The ballistic pendulum is a device used to measure the speed of a fast-moving projectile such as a bullet. The bullet is fired into a large block of wood suspended from some light wires. The bullet is stopped by the block, and the entire system swings up to a height h. It is possible to obtain the initial speed of the bullet by measuring h and the two masses. Assuming that the mass of the bullet is 5.00g, the mass of the pendulum is 1.00kg, and h id 5.oocm. Find the intial speed of the bullet. (v1=199 m/s)

Answer 1

To find the initial speed of the bullet, we can use the principle of conservation of momentum and the principle of conservation of mechanical energy.

1. Conservation of Momentum:
The initial momentum of the bullet-block system is zero since the block is initially at rest. After the collision, the block and the bullet move together with a common velocity. So, we can write:

(mass of bullet) * (velocity of bullet) = (mass of bullet + mass of block) * (common velocity)

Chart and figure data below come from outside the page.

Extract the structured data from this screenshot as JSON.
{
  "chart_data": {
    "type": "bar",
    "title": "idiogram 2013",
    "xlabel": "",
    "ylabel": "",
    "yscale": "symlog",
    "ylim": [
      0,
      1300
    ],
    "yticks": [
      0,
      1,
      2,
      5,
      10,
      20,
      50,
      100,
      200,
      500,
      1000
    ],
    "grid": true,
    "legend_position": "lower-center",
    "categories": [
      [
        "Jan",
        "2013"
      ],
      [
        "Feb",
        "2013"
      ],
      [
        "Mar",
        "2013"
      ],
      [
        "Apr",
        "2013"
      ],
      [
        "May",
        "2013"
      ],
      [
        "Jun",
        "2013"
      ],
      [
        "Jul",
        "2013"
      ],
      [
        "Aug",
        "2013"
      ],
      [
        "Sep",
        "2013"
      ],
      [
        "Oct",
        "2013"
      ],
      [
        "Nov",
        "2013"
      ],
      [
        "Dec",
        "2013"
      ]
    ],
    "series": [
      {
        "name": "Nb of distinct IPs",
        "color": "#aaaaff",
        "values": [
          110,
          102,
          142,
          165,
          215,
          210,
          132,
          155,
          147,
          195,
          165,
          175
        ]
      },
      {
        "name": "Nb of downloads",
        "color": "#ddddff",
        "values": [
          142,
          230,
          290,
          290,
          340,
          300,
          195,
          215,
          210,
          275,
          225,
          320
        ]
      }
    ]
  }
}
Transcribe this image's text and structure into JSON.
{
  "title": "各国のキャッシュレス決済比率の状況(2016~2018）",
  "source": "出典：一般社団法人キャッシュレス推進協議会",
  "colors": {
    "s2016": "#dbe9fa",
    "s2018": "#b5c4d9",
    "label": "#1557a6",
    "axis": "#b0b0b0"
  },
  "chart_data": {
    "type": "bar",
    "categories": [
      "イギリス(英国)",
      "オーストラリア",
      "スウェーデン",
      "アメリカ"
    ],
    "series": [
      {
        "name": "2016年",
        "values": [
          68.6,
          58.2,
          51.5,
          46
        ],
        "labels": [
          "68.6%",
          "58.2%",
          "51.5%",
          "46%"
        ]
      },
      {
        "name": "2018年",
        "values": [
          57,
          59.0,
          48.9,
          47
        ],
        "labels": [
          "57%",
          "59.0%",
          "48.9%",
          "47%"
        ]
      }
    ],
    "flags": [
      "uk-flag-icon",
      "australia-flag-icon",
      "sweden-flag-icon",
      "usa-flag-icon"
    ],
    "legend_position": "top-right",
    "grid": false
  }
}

Substituting the given values:
(0.005 kg) * v1 = (0.005 kg + 1.00 kg) * v2

2. Conservation of Mechanical Energy:
The total mechanical energy of the system is conserved. The initial energy is in the form of gravitational potential energy, given by mgh, and the final energy is in the form of kinetic energy, given by (1/2) * (mass of bullet + mass of block) * (common velocity)^2. So, we can write:

Initial energy = Final energy
(mass of bullet + mass of block) * g * h = (1/2) * (mass of bullet + mass of block) * v2^2

Substituting the given values:
(0.005 kg + 1.00 kg) * 9.8 m/s^2 * 0.050 m = (1/2) * (0.005 kg + 1.00 kg) * v2^2

Simplifying the equation, we get:
0.049 kg * 9.8 m/s^2 * 0.050 m = 0.5025 kg * v2^2
0.02401 kg m^2/s^2 = 0.5025 kg * v2^2
v2^2 = (0.02401 kg m^2/s^2) / 0.5025 kg
v2^2 = 0.0478 m^2/s^2
v2 = √(0.0478 m^2/s^2)

Now, we can substitute the value of v2 back into the momentum equation to solve for v1:
(0.005 kg) * v1 = (0.005 kg + 1.00 kg) * √(0.0478 m^2/s^2)

v1 = ((0.005 kg + 1.00 kg) * √(0.0478 m^2/s^2)) / 0.005 kg

Simplifying further:
v1 = (1.005 kg * √(0.0478 m^2/s^2)) / 0.005 kg
v1 = 1.005 * √(0.0478 m^2/s^2) kg / kg
v1 = 1.005 * √(0.0478 m^2/s^2)

Calculating the value:
v1 = 1.005 * 0.218 m/s
v1 ≈ 0.219 m/s

Therefore, the initial speed of the bullet is approximately 0.219 m/s.